While having an avowedly anti-sectarian agenda, Arab nationalism has traditionally been popular among Sunni Muslims. The party's nationalist stance allows the party to attack the pan-Islamism of Sunni Islamist parties, Asalah and Al-Menbar Islamic Society, while giving it a strong position against Shia Islamists such as Al Wefaq. Mr Hashim has said: "National unity is our main goal and regardless of our beliefs, we can work together for the benefit of the country".

In what some regard as an unusual position for an Arab nationalist party, the Movement has not cited the United States as the main international enemy. At the party's launch, Britain and Iran were named the two countries with which it would not cooperate, publicly or secretly, because of their past and present attitudes towards Bahrain. "Britain had enslaved Bahrainis, undermined their rights and humiliated them during its occupation of Bahrain, whereas Iran has often laid claims to our country," said Ahmad Zaman, "...the United States, unlike Iran, does not have claims to Bahrain."

One of its candidates in the 2006 election was likely to be a twice-arrested terror suspect, Mohi Al Deen Mahmoud Khan. A former jihadi active in Afghanistan, Khan told reporters: "I do not rule out taking part in the legislative elections to serve the community, particularly after I joined the National Justice Movement". He praised the Movement, saying it would revive the rights of the Sunnis "who have lapsed into an uncomfortable silence that has made them appear as the unquestionably obedient supporters of the government while suffering from neglect in housing and other services provided by the state."

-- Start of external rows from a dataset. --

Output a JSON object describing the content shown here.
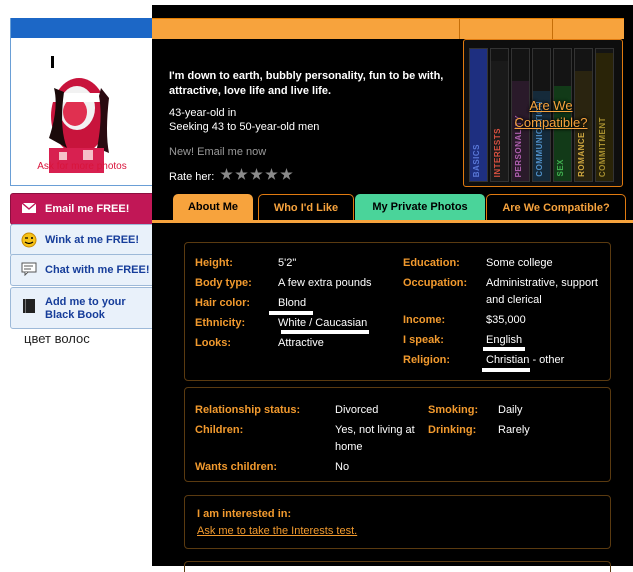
{
  "sidebar": {
    "ask_photos": "Ask for more photos",
    "email_me": "Email me FREE!",
    "wink_at_me": "Wink at me FREE!",
    "chat_with_me": "Chat with me FREE!",
    "black_book_line1": "Add me to your",
    "black_book_line2": "Black Book",
    "annotation_ru": "цвет волос"
  },
  "profile": {
    "intro": "I'm down to earth, bubbly personality, fun to be with, attractive, love life and live life.",
    "age_line": "43-year-old in",
    "seeking_line": "Seeking 43 to 50-year-old men",
    "email_now": "New! Email me now",
    "rate_label": "Rate her:",
    "rating": 0
  },
  "compat_widget": {
    "question_line1": "Are We",
    "question_line2": "Compatible?",
    "bars": [
      {
        "label": "BASICS",
        "color": "#2a3f9a"
      },
      {
        "label": "INTERESTS",
        "color": "#b4362a"
      },
      {
        "label": "PERSONALITY",
        "color": "#8a3a8a"
      },
      {
        "label": "COMMUNICATION",
        "color": "#2e6aa0"
      },
      {
        "label": "SEX",
        "color": "#2e8a3c"
      },
      {
        "label": "ROMANCE",
        "color": "#c49a2a"
      },
      {
        "label": "COMMITMENT",
        "color": "#7a6a1a"
      }
    ]
  },
  "tabs": {
    "about_me": "About Me",
    "who_id_like": "Who I'd Like",
    "private_photos": "My Private Photos",
    "are_we_compatible": "Are We Compatible?"
  },
  "details": {
    "height_label": "Height:",
    "height": "5'2\"",
    "body_label": "Body type:",
    "body": "A few extra pounds",
    "hair_label": "Hair color:",
    "hair": "Blond",
    "ethnicity_label": "Ethnicity:",
    "ethnicity": "White / Caucasian",
    "looks_label": "Looks:",
    "looks": "Attractive",
    "education_label": "Education:",
    "education": "Some college",
    "occupation_label": "Occupation:",
    "occupation_line1": "Administrative, support",
    "occupation_line2": "and clerical",
    "income_label": "Income:",
    "income": "$35,000",
    "speak_label": "I speak:",
    "speak": "English",
    "religion_label": "Religion:",
    "religion": "Christian - other"
  },
  "lifestyle": {
    "relationship_label": "Relationship status:",
    "relationship": "Divorced",
    "children_label": "Children:",
    "children_line1": "Yes, not living at",
    "children_line2": "home",
    "wants_children_label": "Wants children:",
    "wants_children": "No",
    "smoking_label": "Smoking:",
    "smoking": "Daily",
    "drinking_label": "Drinking:",
    "drinking": "Rarely"
  },
  "interests": {
    "heading": "I am interested in:",
    "link": "Ask me to take the Interests test."
  },
  "colors": {
    "accent_orange": "#f7a33d",
    "tab_green": "#4ad49a",
    "email_button": "#c11756",
    "panel_bg": "#000000"
  }
}
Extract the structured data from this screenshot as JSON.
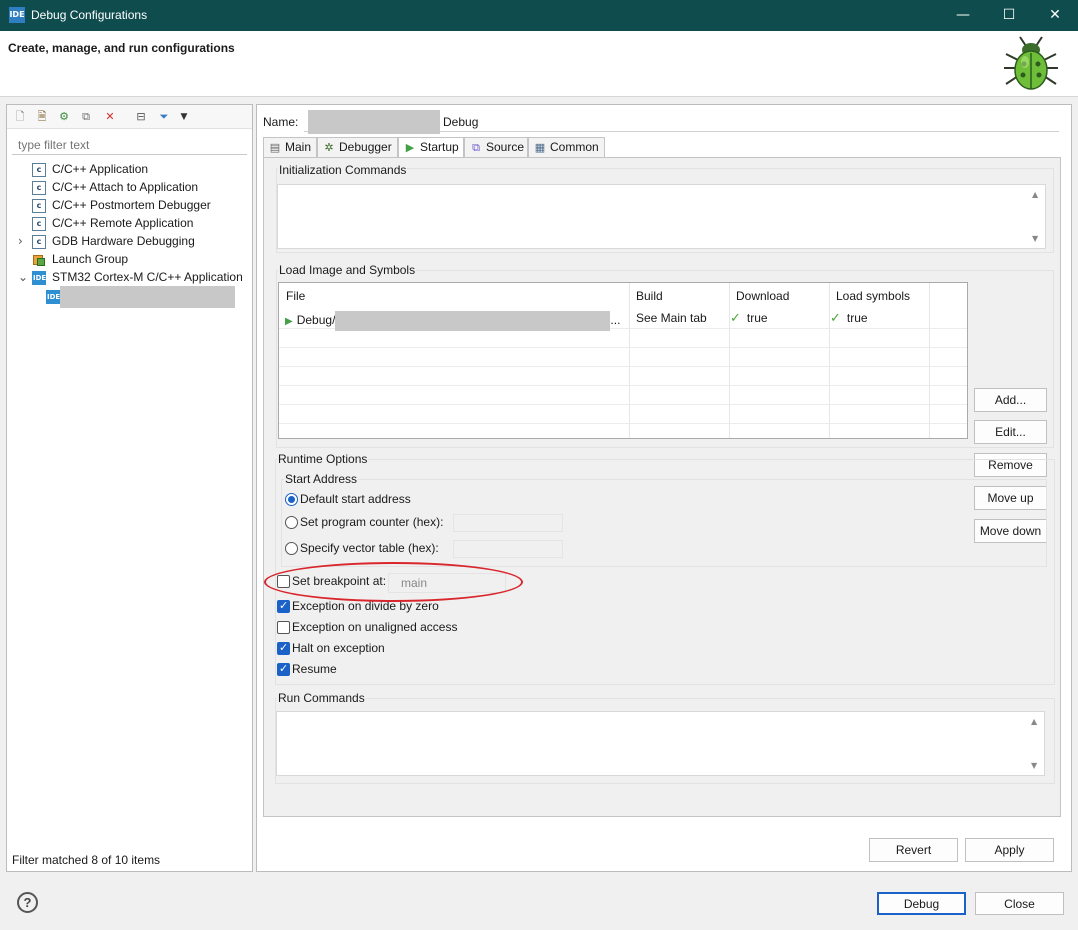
{
  "window": {
    "app_icon": "IDE",
    "title": "Debug Configurations",
    "minimize": "—",
    "maximize": "☐",
    "close": "✕"
  },
  "banner": {
    "heading": "Create, manage, and run configurations"
  },
  "left": {
    "filter_placeholder": "type filter text",
    "tree": [
      {
        "icon": "c",
        "label": "C/C++ Application"
      },
      {
        "icon": "c",
        "label": "C/C++ Attach to Application"
      },
      {
        "icon": "c",
        "label": "C/C++ Postmortem Debugger"
      },
      {
        "icon": "c",
        "label": "C/C++ Remote Application"
      },
      {
        "icon": "c",
        "label": "GDB Hardware Debugging",
        "expander": "›"
      },
      {
        "icon": "",
        "label": "Launch Group"
      },
      {
        "icon": "IDE",
        "label": "STM32 Cortex-M C/C++ Application",
        "expander": "⌄"
      }
    ],
    "child_icon": "IDE",
    "status": "Filter matched 8 of 10 items"
  },
  "config": {
    "name_label": "Name:",
    "name_suffix": "Debug"
  },
  "tabs": [
    {
      "label": "Main",
      "icon": "▤"
    },
    {
      "label": "Debugger",
      "icon": "✲"
    },
    {
      "label": "Startup",
      "icon": "▶"
    },
    {
      "label": "Source",
      "icon": "⧉"
    },
    {
      "label": "Common",
      "icon": "▦"
    }
  ],
  "startup": {
    "init_commands_label": "Initialization Commands",
    "load_image_label": "Load Image and Symbols",
    "table": {
      "headers": [
        "File",
        "Build",
        "Download",
        "Load symbols"
      ],
      "row": {
        "file": "Debug/",
        "file_tail": "...",
        "build": "See Main tab",
        "download": "true",
        "load_symbols": "true"
      }
    },
    "buttons": [
      "Add...",
      "Edit...",
      "Remove",
      "Move up",
      "Move down"
    ],
    "runtime_label": "Runtime Options",
    "start_address_label": "Start Address",
    "radios": [
      {
        "label": "Default start address",
        "checked": true
      },
      {
        "label": "Set program counter (hex):",
        "checked": false
      },
      {
        "label": "Specify vector table (hex):",
        "checked": false
      }
    ],
    "breakpoint": {
      "label": "Set breakpoint at:",
      "value": "main",
      "checked": false
    },
    "checkboxes": [
      {
        "label": "Exception on divide by zero",
        "checked": true
      },
      {
        "label": "Exception on unaligned access",
        "checked": false
      },
      {
        "label": "Halt on exception",
        "checked": true
      },
      {
        "label": "Resume",
        "checked": true
      }
    ],
    "run_commands_label": "Run Commands"
  },
  "actions": {
    "revert": "Revert",
    "apply": "Apply",
    "debug": "Debug",
    "close": "Close",
    "help": "?"
  },
  "colors": {
    "titlebar": "#0f4c4e",
    "accent": "#1a62c7",
    "highlight": "#d9262c"
  }
}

Khan was the leader of a six-member group arrested twice in 2004 on suspicion of planning to carry out "bombings on the government and businesses," according to Bahrain's Ministry of Interior and the National Security Agency. However, they were not charged. Khan's lawyer Fareed Gazi, an MP with the Economists Bloc said: "There is no concrete evidence against him. People should not be jailed for thoughts." After they were freed a second time, the six alleged a government harassment campaign against them, which included posting their photos on pornographic websites.